Es fundamental entender que las emociones, incluso las que resultan incómodas o dolorosas, no son indicadores de fracaso personal ni de que estemos haciendo las cosas mal. Cuando enfrentamos emociones desagradables, es fácil caer en la creencia de que algo está mal con nosotros. El sentir tristeza, ansiedad o frustración no significa que estemos tomando malas decisiones, que tengamos un problema emocional, ni que seamos personas defectuosas, “malas” o incapaces. Sentir emociones incómodas no siempre es sinónimo de estar equivocándonos en nuestra interpretación de la realidad.
Ejemplo oído en consulta: “si me siento ansioso en una situación social, esa ansiedad es una señal de que algo realmente está mal en mí, o que no soy capaz de manejar la situación”. ¿Y si el hecho de sentir ansiedad solo refleja una respuesta natural del cuerpo ante una situación social que puede ser un reto para mí?”
Vivimos en una sociedad que a menudo promueve la idea de que siempre debemos ser felices, estar tranquilos o sentirnos en control, lo que a veces nos lleva a interpretar las emociones de vivencia desagradable como un problema. Sin embargo, sentir tristeza, enfado o frustración es parte normal del proceso de vivir.
De hecho, en muchos casos, estas emociones son una respuesta natural a situaciones difíciles o desafiantes, y pueden ser incluso un signo de que estamos tomando decisiones valientes, enfrentándonos a cambios importantes o creciendo personalmente. Las emociones de vivencia desagradable son comunes en momentos de transformación y adaptación. Lo preocupante sería no sentirlas, ya que podría ser una señal de desconexión o represión.
Duda frecuente: ¿cómo una emoción es valiosa si a veces me hace trampas?
Otro de los temas que más sale en consulta es que a veces las emociones no están alineadas con la realidad de lo que está sucediendo.
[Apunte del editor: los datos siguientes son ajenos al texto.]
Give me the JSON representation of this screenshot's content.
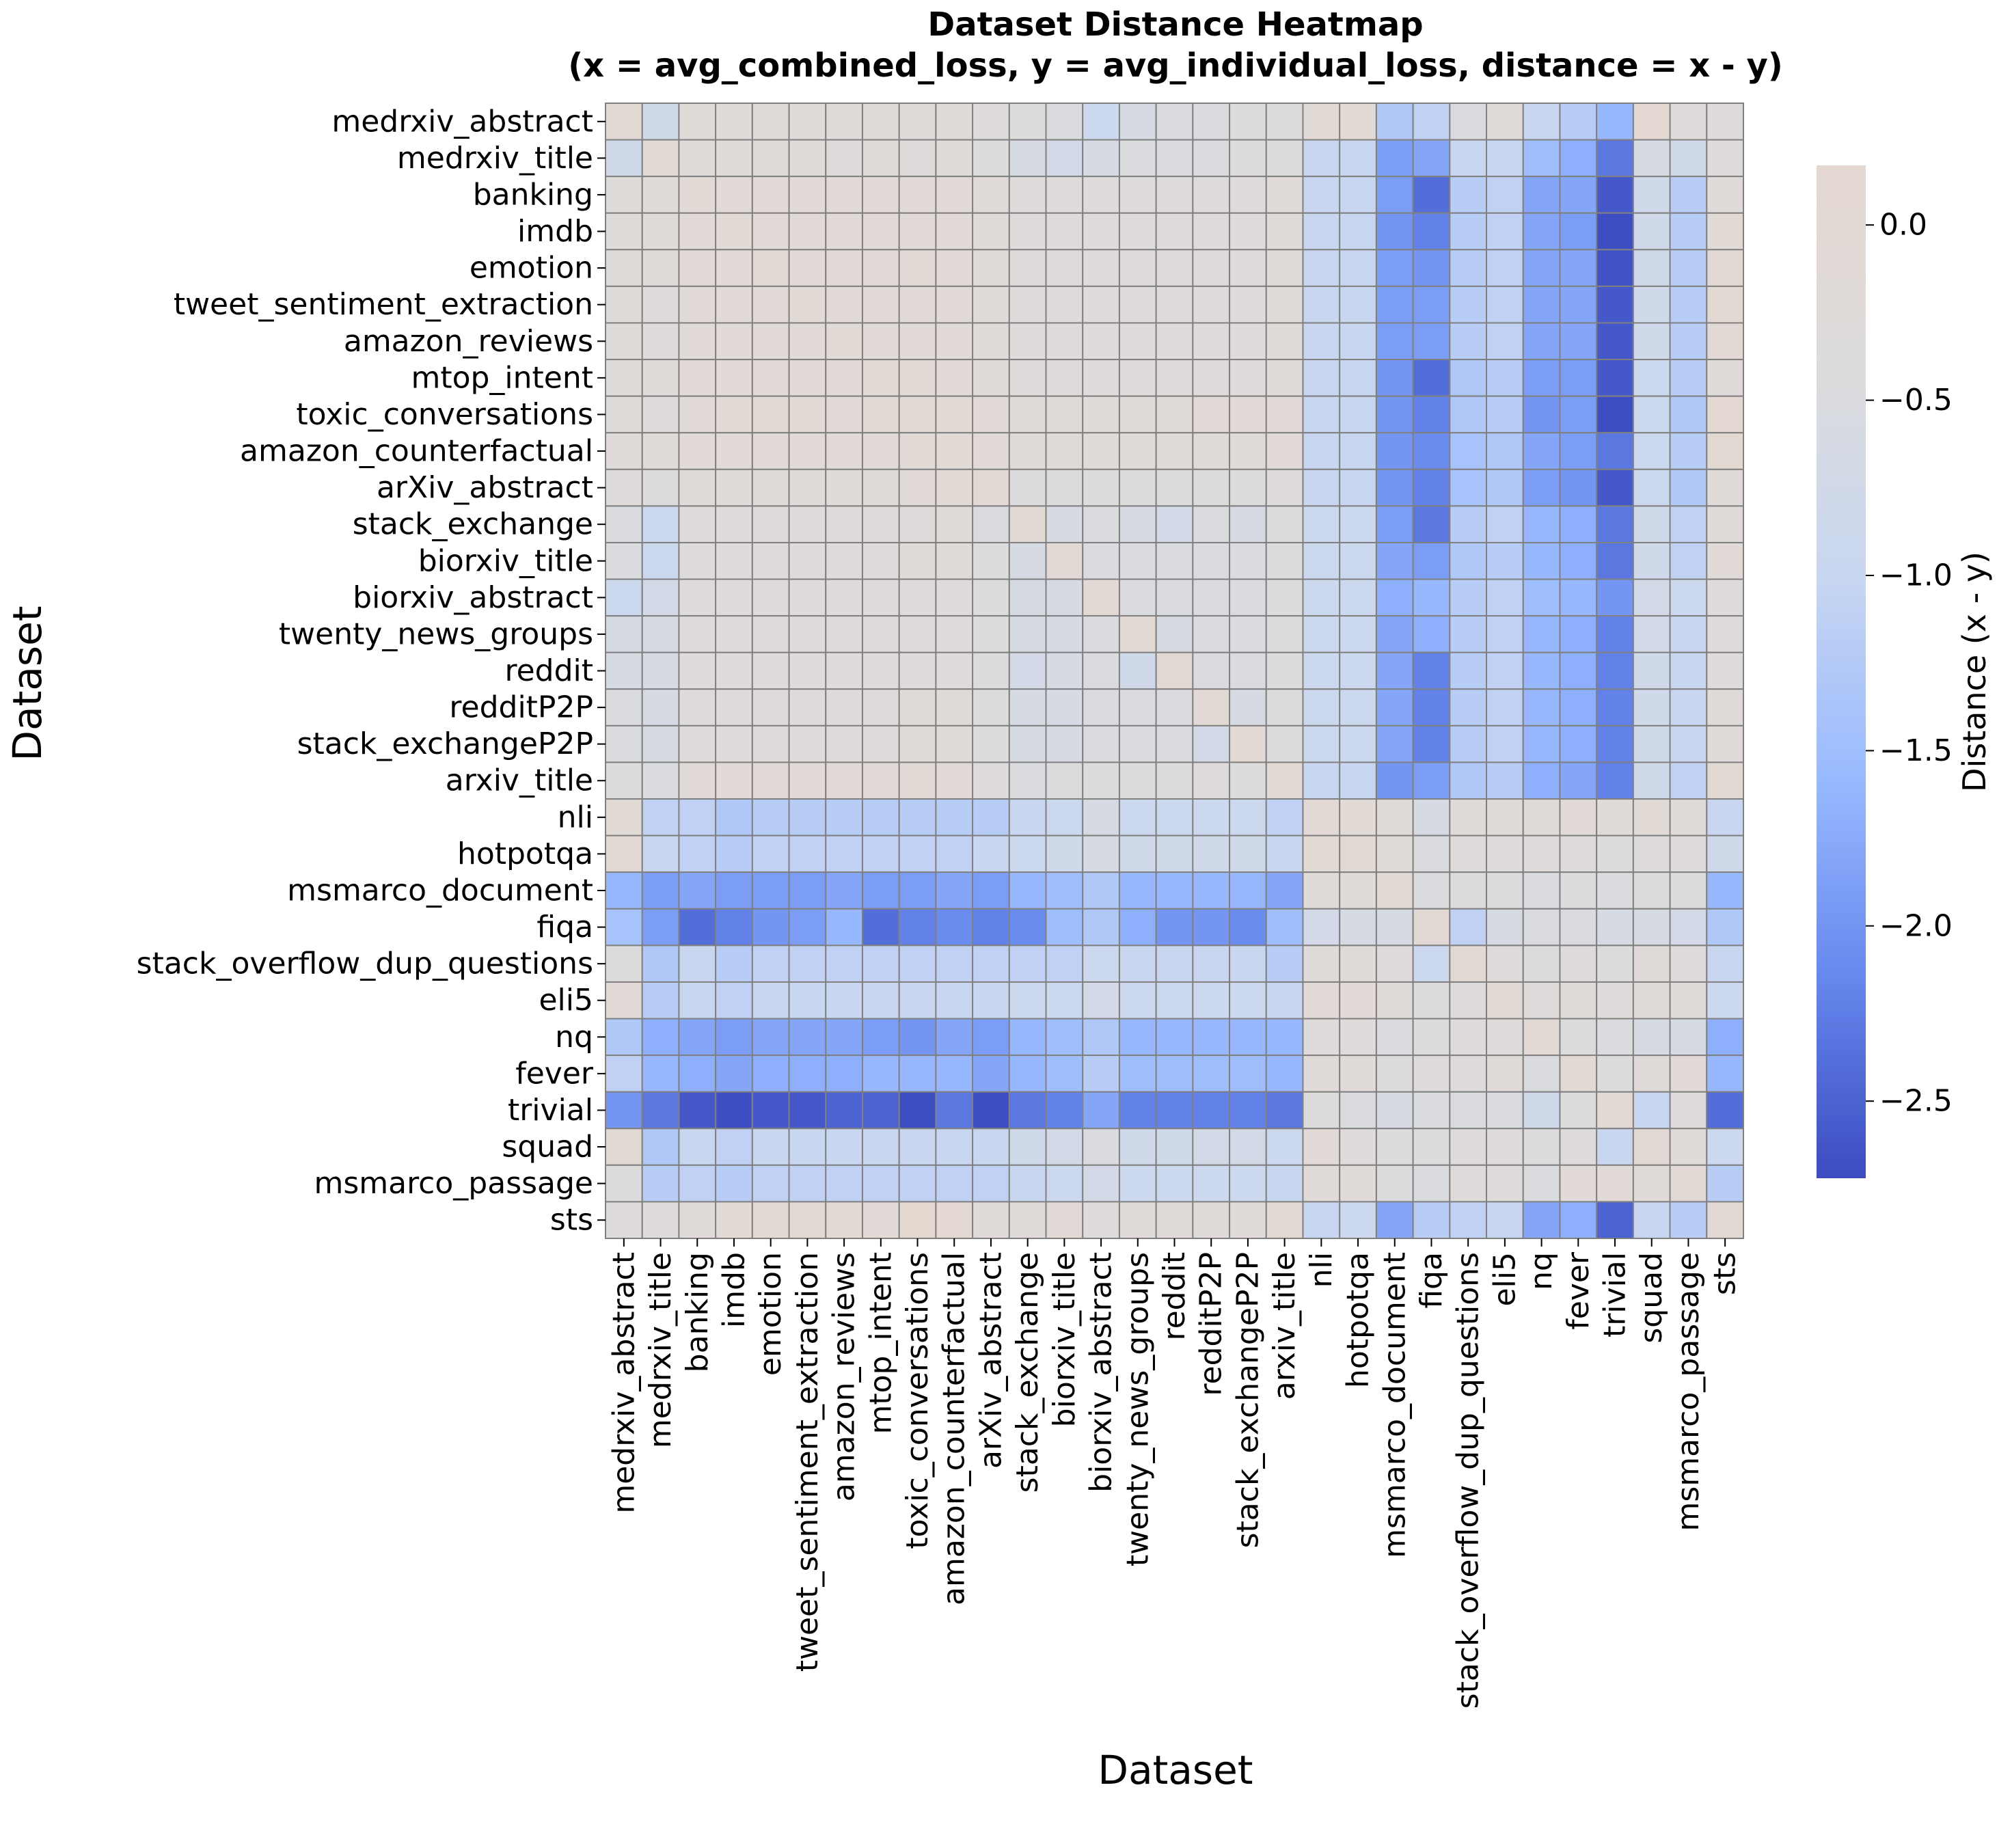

Por ejemplo: a veces podemos sentir miedo frente a situaciones que, en realidad, no representan un peligro real, enfado frente a comentarios que no son dañinos…
Las emociones que sentimos ante determinadas situaciones, muchas veces, son consecuencia de nuestro historial de aprendizaje, de todo aquello que hemos aprendido en la vida, directa o indirectamente, y que guarda relación en mayor o menor medida con la situación. Es por esta razón que no todo lo que nos dice la emoción es verdad absoluta (hay falsas alarmas). Por ello, es importante no entender nuestras emociones como una evidencia directa de la realidad (fenómeno conocido como razonamiento emocional) para que, sin juzgarnos por sentirlas, podamos pararnos a pensar por qué han aparecido. Pongamos un ejemplo:
“Imagina que has tenido malas experiencias en tu adolescencia con tus compañeros de clase. Ahora, eres adulto, y un compañero de trabajo pasa por tu lado en la oficina y no te saluda. Si saltas automáticamente a la conclusión de que te está ignorando a propósito o no le caes bien, es probable que te sientas dañado y aparezca el enfado.
En este caso, se puede haber interpretado las situación de manera distorsionada: tal vez esa persona estaba distraída, preocupada por algo personal, o simplemente no te vio. Aun así, el enfado surge como una respuesta automática e involuntaria basada en la interpretación inicial de que fuiste ignorado intencionadamente.”
Entonces, que la emoción sea una falsa alarma quiere decir que no es válida, ¿cierto?
No. Es cierto que a veces las emociones de vivencia desagradable pueden derivarse de una interpretación sesgada de la realidad basada en nuestras vivencias, creencias… pero, incluso en estas ocasiones: ¡qué bien que aparezca esa emoción! Porque, a pesar de que esa emoción no nos cuenta la verdad de lo que está sucediendo, sí nos aporta información valiosa sobre cómo yo, que he sufrido situaciones en la adolescencia en las que he sido dañado, me puedo sentir en las relaciones sociales, cómo creo que actúan los demás….
En definitiva, las emociones, incluso cuando parten de interpretaciones sesgadas de la realidad, nos brindan información sobre nuestras necesidades, deseos, creencias, conflictos internos… y darles cabida, sentirlas y pensar sobre ellas puede ayudarnos a mejorar nuestra comprensión del mundo, los otros y nosotros mismos.